With the help of Senate Bill 1783, dogs in the Sunshine State might soon get more protection during extreme weather and other volatile conditions. The Florida bill would outlaw abandoning dogs during hurricanes and other natural and manmade disasters, The Hill reported on Wednesday.
This piece of legislation was first introduced by the Florida Republican Sen. Joe Gruters earlier in March, and it passed the state's Agriculture Committee on Monday. It is now headed to the state Senate Criminal Justice Committee, per The Hill, which is responsible for reviewing the bill. On Monday, The Palm Beach Post reported that Gruters told the press: "We want to give these dogs a fighting chance."
The official text for the bill states: "A person who leaves a dog outside and unattended by use of a restraint during a manmade disaster or a natural disaster commits animal cruelty, a misdemeanor of the first degree."
The bill may provide some much-needed protection for dogs during natural disasters. Parts of Florida are frequently pummelled by ferocious hurricanes; there was Hurricane Michael in 2018, Hurricane Irma and Maria in 2017, Hurricane Matthew in 2016, and more.
In 2017, USA Today reported that "dozens of dogs" were abandoned when Irma hit the state. The Palm Beach County Animal Care and Control director Dianne Suave told the publication that they rescued 40 dogs before the hurricane made landfall. "There is absolutely no excuse for doing that," Suave told the outlet.
Unfortunately, pets are far too often left behind when natural and manmade disasters hit areas. In other states like California, where wildfires ravaged parts of the region in 2018, dozens of dogs and other domestic animals were left behind. KCCI reported that a local volunteer group had made efforts to rescue some 500 dogs whose owners were not able to take them along as the deadly fires consumed swaths of the Golden State.
With SB 1738, other states may feel inspired to introduce legislation that would give vulnerable animals, including dogs, shelter and protection in devastating circumstances. Especially in the case of hurricanes, these dogs may have a chance to survive horrifying weather conditions.

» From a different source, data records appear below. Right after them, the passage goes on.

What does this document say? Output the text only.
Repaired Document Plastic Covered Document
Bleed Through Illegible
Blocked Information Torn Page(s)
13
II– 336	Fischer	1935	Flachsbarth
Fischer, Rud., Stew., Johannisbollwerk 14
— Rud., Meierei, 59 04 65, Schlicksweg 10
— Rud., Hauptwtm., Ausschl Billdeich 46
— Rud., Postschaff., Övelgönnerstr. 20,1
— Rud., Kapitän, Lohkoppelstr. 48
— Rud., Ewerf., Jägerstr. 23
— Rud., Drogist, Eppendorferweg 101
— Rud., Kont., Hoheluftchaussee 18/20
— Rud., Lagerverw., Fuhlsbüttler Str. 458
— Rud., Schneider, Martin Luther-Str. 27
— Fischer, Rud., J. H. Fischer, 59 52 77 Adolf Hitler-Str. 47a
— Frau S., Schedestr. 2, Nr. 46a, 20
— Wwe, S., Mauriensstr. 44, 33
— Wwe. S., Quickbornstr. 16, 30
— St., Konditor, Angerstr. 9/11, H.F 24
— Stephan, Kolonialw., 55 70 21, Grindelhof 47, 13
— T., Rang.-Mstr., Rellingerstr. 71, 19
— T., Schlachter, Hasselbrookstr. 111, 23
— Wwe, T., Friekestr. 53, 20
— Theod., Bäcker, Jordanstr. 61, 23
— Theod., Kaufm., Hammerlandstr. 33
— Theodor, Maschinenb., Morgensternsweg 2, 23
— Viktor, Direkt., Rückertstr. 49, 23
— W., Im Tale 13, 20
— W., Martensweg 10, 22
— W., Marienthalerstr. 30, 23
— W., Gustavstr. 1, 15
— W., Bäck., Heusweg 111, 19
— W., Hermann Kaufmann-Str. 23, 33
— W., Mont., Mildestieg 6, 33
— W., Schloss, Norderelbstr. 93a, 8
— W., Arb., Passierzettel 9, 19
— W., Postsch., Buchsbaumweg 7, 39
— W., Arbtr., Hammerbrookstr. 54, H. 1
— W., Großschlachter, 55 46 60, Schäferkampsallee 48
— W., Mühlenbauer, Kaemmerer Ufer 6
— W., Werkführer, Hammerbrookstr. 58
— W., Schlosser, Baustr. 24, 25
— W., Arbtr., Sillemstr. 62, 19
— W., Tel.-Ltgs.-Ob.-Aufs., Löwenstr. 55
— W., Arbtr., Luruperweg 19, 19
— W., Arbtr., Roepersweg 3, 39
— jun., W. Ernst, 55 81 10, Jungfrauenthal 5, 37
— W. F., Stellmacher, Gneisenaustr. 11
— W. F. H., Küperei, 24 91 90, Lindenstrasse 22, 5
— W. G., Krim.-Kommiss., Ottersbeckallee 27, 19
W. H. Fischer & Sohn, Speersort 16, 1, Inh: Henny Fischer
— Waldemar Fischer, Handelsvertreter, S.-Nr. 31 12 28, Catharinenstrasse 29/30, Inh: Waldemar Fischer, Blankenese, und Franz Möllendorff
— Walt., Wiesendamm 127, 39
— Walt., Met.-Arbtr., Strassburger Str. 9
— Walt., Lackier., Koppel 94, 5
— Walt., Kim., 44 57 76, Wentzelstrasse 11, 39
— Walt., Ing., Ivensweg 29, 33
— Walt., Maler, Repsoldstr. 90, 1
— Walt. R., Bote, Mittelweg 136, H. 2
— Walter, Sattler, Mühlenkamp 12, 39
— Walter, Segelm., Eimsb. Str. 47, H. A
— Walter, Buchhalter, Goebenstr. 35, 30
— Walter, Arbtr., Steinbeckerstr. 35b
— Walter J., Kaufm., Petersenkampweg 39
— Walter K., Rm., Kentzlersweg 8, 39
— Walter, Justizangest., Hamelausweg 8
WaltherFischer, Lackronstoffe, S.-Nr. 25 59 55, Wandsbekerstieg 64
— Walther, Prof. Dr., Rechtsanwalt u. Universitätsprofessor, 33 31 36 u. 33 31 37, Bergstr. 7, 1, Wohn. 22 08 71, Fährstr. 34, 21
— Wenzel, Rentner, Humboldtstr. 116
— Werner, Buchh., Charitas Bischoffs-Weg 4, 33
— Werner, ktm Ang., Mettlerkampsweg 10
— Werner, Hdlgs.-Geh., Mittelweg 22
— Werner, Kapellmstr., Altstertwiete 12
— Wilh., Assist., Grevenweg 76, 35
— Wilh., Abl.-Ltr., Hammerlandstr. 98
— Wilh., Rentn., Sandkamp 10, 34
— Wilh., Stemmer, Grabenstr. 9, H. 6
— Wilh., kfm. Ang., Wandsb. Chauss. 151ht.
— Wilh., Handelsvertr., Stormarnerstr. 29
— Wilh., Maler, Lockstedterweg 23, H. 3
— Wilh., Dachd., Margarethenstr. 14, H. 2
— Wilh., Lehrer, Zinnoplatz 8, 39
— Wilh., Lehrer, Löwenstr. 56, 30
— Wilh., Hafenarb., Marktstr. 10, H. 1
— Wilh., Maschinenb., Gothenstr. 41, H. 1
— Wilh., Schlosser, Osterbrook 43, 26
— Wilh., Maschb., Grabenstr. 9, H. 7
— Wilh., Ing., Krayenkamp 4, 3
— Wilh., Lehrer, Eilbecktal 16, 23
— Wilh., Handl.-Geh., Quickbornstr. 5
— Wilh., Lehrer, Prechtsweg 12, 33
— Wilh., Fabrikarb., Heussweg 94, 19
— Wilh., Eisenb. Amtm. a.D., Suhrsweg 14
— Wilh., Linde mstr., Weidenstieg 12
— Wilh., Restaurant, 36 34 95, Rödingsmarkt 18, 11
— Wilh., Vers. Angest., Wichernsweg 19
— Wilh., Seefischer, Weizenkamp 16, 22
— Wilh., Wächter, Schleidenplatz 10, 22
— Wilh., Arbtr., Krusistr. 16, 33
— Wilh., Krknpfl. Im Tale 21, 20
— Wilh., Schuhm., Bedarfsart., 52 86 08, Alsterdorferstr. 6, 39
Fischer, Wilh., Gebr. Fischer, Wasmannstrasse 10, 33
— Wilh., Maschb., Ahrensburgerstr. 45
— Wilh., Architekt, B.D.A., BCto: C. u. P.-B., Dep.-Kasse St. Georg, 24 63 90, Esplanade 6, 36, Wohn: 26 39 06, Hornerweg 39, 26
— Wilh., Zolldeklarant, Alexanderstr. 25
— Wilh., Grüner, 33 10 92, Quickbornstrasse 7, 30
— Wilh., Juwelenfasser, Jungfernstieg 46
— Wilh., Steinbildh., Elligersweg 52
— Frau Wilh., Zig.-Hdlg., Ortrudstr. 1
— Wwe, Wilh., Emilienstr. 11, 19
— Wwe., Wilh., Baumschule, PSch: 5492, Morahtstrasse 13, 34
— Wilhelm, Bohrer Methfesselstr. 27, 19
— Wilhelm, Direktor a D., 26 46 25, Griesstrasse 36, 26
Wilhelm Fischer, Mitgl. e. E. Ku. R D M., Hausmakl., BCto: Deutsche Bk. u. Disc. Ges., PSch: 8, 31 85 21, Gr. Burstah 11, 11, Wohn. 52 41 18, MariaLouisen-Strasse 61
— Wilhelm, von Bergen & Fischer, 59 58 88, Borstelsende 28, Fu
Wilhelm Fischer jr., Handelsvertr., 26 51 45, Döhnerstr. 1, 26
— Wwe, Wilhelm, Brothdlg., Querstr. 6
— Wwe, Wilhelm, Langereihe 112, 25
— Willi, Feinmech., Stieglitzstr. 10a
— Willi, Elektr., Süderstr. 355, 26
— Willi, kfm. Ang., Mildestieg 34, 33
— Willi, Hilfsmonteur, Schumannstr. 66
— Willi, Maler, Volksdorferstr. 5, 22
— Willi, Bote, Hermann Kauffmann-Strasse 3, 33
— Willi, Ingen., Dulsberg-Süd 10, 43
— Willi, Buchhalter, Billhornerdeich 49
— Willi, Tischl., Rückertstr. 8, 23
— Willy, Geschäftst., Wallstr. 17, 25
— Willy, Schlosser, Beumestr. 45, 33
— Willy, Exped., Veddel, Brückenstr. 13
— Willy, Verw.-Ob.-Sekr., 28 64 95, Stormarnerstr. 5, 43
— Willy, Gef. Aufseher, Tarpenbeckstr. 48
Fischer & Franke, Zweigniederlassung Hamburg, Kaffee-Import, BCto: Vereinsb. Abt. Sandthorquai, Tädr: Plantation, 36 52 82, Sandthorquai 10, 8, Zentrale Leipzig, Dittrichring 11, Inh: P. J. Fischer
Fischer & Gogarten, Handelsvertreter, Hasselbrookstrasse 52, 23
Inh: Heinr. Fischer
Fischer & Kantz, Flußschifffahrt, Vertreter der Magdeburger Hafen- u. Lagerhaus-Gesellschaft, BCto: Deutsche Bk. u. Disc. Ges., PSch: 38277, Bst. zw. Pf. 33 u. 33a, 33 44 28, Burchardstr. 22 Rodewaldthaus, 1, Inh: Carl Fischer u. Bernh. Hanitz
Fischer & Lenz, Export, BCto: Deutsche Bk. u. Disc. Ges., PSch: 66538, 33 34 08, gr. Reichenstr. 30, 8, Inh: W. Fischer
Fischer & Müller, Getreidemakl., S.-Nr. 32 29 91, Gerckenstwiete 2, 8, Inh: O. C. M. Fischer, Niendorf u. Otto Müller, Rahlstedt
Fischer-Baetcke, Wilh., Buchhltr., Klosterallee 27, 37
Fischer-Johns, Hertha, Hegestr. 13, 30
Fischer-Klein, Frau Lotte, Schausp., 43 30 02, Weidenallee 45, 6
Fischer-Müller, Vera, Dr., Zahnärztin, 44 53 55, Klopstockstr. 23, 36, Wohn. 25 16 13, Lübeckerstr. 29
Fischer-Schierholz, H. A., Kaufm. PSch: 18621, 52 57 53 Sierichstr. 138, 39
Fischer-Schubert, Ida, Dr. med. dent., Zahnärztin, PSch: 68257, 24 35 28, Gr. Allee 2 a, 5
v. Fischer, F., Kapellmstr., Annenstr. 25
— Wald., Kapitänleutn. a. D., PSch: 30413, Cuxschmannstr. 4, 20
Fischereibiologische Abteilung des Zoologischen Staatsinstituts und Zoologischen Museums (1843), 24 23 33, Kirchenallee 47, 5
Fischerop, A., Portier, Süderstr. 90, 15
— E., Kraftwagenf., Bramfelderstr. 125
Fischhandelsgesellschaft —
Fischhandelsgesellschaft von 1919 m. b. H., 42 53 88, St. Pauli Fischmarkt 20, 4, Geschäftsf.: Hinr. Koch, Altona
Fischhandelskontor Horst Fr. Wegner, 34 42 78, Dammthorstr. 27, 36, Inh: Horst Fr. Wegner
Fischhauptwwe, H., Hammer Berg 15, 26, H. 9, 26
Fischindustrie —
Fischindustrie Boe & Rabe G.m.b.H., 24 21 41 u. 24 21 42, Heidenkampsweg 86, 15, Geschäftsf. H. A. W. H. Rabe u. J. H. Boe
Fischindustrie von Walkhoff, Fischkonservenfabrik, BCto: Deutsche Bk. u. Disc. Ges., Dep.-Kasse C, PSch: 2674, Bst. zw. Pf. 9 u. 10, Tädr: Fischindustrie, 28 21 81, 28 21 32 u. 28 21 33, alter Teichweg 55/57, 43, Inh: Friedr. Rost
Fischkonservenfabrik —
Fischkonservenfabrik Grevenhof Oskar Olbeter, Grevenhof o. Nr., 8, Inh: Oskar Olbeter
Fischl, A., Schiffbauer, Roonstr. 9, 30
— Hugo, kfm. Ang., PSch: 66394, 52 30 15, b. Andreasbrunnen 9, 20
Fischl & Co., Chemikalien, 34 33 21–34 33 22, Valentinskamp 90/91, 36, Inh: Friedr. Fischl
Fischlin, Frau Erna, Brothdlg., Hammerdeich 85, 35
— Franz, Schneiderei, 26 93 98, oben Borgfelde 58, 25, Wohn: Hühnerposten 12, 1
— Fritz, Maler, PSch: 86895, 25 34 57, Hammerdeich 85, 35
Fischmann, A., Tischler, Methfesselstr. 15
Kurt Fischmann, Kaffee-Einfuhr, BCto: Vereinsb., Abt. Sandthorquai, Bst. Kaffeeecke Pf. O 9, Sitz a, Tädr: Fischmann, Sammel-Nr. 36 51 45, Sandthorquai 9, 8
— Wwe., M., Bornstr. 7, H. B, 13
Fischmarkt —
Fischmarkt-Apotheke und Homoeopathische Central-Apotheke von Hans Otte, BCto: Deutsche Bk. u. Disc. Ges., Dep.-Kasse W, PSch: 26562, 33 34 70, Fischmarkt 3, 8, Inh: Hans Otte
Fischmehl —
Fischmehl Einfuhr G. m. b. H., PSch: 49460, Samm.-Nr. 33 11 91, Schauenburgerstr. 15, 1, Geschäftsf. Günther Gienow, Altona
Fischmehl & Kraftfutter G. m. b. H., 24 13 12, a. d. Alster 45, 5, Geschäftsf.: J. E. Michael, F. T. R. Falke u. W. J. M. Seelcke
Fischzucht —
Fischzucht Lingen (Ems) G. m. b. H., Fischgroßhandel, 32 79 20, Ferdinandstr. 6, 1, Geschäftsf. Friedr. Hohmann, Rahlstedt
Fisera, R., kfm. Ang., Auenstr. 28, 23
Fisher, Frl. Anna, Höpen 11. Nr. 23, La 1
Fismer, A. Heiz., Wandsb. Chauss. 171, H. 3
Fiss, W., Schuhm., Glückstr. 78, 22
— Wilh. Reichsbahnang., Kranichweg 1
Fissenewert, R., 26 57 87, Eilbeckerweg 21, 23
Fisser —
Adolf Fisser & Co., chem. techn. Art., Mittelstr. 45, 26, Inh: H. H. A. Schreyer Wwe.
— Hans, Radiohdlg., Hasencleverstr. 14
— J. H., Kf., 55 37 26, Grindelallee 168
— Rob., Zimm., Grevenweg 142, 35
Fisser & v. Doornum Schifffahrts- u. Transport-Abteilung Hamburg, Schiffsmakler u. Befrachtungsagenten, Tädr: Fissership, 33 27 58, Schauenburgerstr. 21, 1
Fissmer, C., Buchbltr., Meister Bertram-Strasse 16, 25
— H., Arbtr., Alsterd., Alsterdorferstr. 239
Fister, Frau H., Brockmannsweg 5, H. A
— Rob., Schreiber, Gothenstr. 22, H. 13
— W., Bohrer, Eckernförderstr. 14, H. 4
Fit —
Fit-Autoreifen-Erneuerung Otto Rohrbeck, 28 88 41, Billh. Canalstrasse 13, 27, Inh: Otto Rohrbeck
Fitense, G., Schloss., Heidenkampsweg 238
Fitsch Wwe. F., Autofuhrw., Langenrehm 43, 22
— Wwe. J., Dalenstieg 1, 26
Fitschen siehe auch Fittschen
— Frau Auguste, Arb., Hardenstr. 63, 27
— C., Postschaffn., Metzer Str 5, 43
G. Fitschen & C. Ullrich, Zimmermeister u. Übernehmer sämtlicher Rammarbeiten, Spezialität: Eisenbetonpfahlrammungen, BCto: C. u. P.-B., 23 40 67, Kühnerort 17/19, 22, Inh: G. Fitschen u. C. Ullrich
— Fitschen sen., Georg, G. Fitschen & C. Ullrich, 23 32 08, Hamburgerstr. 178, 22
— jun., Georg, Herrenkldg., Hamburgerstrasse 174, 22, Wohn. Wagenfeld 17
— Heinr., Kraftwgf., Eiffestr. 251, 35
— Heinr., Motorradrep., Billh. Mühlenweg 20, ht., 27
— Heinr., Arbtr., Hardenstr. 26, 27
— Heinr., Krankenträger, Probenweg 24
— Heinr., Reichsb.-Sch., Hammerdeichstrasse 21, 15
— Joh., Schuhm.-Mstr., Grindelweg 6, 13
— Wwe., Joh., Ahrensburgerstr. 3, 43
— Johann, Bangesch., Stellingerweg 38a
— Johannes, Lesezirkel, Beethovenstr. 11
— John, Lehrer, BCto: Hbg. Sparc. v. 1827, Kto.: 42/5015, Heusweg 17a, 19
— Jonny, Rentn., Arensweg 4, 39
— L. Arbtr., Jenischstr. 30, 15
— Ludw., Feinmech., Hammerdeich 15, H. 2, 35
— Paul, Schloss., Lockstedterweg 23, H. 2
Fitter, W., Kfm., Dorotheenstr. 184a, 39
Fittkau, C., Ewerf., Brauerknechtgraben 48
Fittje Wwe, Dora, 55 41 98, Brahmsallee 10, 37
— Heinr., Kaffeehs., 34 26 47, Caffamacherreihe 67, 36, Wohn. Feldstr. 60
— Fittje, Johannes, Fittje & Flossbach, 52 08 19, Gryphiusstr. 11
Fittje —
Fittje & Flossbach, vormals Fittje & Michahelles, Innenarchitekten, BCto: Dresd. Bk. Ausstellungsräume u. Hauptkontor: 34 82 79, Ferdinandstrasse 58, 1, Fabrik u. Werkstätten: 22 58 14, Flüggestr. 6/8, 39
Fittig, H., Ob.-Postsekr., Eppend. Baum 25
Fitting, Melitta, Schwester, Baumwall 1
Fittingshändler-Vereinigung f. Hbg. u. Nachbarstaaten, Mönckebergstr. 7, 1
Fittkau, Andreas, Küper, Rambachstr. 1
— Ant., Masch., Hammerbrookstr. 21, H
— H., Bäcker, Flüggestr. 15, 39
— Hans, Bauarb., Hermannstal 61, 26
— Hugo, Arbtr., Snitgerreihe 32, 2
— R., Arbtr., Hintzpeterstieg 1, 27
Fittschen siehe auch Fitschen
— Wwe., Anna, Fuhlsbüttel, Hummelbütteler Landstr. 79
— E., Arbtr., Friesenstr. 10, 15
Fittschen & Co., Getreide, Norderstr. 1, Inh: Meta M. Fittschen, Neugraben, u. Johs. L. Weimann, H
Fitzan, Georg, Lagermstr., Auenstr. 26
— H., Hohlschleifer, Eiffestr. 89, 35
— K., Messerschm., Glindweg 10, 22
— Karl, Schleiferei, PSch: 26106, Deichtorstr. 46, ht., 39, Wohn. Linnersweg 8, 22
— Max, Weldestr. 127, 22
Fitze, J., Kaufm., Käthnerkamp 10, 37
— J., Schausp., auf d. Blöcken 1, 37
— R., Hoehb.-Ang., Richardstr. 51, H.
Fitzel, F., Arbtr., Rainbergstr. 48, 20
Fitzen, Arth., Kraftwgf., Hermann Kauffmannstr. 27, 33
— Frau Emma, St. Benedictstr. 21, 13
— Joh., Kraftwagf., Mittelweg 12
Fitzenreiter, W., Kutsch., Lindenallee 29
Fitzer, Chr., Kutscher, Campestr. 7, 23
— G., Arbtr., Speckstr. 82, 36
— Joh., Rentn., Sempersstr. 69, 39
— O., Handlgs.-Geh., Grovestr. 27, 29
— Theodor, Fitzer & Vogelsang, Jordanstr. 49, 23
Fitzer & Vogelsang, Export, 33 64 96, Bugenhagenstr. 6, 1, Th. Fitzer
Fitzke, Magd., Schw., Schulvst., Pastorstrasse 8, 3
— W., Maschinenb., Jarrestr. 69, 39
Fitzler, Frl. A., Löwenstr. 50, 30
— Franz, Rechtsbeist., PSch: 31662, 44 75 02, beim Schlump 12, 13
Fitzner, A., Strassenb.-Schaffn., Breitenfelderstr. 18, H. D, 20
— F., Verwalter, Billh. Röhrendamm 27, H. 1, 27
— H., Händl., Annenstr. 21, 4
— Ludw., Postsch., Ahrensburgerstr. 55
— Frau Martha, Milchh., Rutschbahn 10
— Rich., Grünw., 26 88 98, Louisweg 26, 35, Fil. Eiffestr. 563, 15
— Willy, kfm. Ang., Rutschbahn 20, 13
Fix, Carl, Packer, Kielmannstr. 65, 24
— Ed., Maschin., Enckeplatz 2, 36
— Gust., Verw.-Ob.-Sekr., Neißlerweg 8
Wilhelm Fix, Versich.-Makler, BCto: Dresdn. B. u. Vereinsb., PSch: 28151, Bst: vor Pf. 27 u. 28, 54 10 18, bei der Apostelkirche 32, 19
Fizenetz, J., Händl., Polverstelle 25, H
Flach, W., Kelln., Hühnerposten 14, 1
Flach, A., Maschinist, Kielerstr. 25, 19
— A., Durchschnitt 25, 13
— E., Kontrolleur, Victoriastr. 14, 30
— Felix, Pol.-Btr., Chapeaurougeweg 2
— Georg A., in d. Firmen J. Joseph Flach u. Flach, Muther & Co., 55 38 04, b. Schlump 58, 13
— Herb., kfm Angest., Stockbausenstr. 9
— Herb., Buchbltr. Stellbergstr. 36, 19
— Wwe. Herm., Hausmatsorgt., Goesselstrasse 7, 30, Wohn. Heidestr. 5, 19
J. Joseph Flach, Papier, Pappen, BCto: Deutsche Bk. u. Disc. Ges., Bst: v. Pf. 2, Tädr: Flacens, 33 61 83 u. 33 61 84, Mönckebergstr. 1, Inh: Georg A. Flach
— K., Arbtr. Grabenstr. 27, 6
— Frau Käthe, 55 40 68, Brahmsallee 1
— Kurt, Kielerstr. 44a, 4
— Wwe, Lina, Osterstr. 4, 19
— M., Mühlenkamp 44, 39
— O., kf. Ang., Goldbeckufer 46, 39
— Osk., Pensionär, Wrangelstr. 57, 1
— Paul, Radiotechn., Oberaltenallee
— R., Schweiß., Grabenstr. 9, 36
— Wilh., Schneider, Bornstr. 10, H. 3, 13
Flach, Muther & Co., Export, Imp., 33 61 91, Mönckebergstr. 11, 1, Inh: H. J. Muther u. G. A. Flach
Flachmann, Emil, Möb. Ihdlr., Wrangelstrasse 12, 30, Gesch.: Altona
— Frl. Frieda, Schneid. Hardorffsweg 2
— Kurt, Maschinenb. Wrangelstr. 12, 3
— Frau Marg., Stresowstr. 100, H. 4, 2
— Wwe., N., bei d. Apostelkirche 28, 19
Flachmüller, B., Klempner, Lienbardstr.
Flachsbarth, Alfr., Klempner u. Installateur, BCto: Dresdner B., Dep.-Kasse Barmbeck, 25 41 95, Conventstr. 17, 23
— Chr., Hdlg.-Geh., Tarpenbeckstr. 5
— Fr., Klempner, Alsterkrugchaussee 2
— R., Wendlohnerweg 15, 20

As Suave noted to USA Today in 2017, pet owners need to show more consideration for their animals in these extreme weather events. "These are things that are not unexpected during a situation like this," Suave told the publication back then. "It's always disappointing. Our goal is to keep pets and people together."
It may or may not become state law but the Florida bill could still spark a nationwide conversation about pet ownership and safety. Dog owners can remember to take small but effective steps to keep their furry friends out of harm's way during a hurricane or a manmade disaster.
In 2017, Suave shared one of those tips with USA Today. Her advice was to be proactive in such unpredictable times and make sure that your dog was already inside your home before the calamity hits. If SB 1738 becomes law, Floridians who fail to show such care for their dogs may face hefty fines of up to $5,000, according to the bill's text.